Der Hauptgrund für das schwache Abschneiden der AKP in Istanbul und anderswo war die schlechte Wirtschaftslage. Die wird durch die neue politische Unsicherheit in Istanbul nicht besser. Bereits vor der erwarteten Entscheidung über die Wiederholung der Wahl sank der Wert der Lira, um nach der Entscheidung sofort einzubrechen. Der türkische Börsenindex ISE 100 sank von 105 000 unter 90 000 Punkte.

Die türkische Zentralbank konnte den Wert der Lira nur vorübergehend stützen, indem sie bekanntgab, bis auf weiteres keine Kredite mehr zum Leitzins von 24 Prozent an Banken zu vergeben. Im Grunde ist das eine verschleierte Zinserhöhung, denn die Banken müssen sich nun zum Satz für Übernachtkredite Geld leihen und der liegt bei 25,5 Prozent. Die Lage entspannte sich erst, als staatliche Banken in großem Umfang Devisen verkauften. Ein wenig hat wohl auch ein Gerücht der Lira geholfen, das jemand ausgerechnet der deutschen Zeitung Bild gesteckt hatte. Demnach könnte die Lieferung von russischen S-400-Raketen in die Türkei verschoben werden. Das spräche für Entspannung mit den USA und half so der Lira.

Aber in der Vergangenheit haben solche Kniffe nicht lange gewirkt. Außerdem ist es um die türkische Wirtschaft so schlecht bestellt wie seit der großen Krise von 2001 nicht mehr, die Erdoğan den Weg zur Macht ebnete. Seit Oktober schrumpft die Wirtschaft. Der Internationale Währungsfonds (IWF) geht davon aus, dass die Wirtschaftsleistung bis zum Jahresende um 2,5 Prozent sinken wird. Die Inflationsrate liegt bei 20 Prozent. Die Regierung hat gierige Einzelhändler für Preisanstiege verantwortlich gemacht. In Wirklichkeit ist es genau umgekehrt, es sind die Einzelhändler, die ihre steigenden Kosten wegen der schwachen Nachfrage nicht weitergeben können. Die ­Inflationsrate im Großhandel beträgt nämlich glatte 30 Prozent.

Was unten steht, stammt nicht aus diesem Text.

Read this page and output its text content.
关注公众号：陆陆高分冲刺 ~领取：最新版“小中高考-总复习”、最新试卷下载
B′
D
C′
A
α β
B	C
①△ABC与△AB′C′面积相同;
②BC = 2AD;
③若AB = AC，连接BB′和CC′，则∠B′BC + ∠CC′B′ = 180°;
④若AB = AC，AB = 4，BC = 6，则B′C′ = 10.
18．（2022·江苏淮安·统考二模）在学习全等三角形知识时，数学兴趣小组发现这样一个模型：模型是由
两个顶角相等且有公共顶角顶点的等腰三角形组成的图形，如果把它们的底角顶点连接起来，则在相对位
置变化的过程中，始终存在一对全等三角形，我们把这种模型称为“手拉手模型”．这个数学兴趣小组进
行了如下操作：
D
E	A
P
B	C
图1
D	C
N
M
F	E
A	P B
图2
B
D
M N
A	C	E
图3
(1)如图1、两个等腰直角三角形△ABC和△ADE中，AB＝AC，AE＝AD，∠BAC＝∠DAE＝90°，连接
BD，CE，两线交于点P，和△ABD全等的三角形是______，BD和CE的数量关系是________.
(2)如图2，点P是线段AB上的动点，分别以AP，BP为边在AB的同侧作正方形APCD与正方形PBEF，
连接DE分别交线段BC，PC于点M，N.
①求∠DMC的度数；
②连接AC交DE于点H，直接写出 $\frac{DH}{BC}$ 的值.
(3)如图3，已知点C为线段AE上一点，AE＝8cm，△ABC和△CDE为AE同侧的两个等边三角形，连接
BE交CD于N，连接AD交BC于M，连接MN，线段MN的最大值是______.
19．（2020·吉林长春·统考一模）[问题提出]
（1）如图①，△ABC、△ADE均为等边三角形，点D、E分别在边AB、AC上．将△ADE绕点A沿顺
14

Zudem gehen der Zentralbank die Devisen aus, um Lira zu kaufen und so den Kurs zu stützen. Von den einst beachtlichen Devisenreserven ist kaum noch etwas übrig. Deshalb erfolgte die heimliche Zinserhöhung, um dem Markt Lira zu entziehen und Anleihen in Lira attraktiver zu machen. Doch ­offenbar reicht die Erhöhung auf Zeit nicht aus, um den Markt zu beruhigen. Eine Erhöhung des Leitzinses würde aber der Konjunktur weiter schaden. Außerdem ist Erdoğan ein erklärter Feind hoher Zinsen und würde wahrscheinlich Druck auf die Zentralbank ausüben.

Die Lira wird wohl weiter schwach bleiben, was über die Importpreise die Inflationsrate weiter in die Höhe treiben und es der türkischen Wirtschaft zugleich erschwert, ihre hohen Auslandsschulden zu bedienen. Zwar hat der niedrige Lira-Kurs auch posi­tive Effekte, insbesondere für die Exportindustrie, doch das gleicht den Schaden nicht aus. Hinzu kommen eine schwache Weltkonjunktur und die Sanktionen gegen den Iran. Offiziell sträubt sich die türkische Regierung zwar gegen die Vorgaben der US-Regierung, tatsächlich hat die Türkei aber die Ölimporte aus dem Iran weitgehend eingestellt. Ersatz kann beschafft werden, aber zu einem höheren Preis.

In Vierteln Istanbuls mit treuen AKP-Anhängern ist oft zu hören, man werde eben erneut zur Wahl gehen, dann werde sich schon zeigen, ob geschummelt wurde. Doch Erdoğan braucht nicht nur die treuesten AKP-Wähler, sondern im Grunde alle. Wie er diese motivieren will, am 23. Juni noch einmal zur Wahl zu gehen, ist unklar. Zufriedenheit mit der wirtschaft­lichen Situation scheidet jedenfalls als Grund aus. Eine erneute Niederlage des AKP-Kandidaten in Istanbul wäre für Erdoğan ein noch viel größerer Prestigeverlust als beim ersten Mal und könnte gar Forderungen nach einer vorgezogenen Präsidentschaftswahl ­wecken. Sollte Yıldırım gewinnen, hätte das höchstwahrscheinlich große Proteste der Opposition zur Folge. Alles läuft auf einen ernsten Konflikt mit der Opposition heraus, entweder schon vor der Wahl oder nach der Auszählung.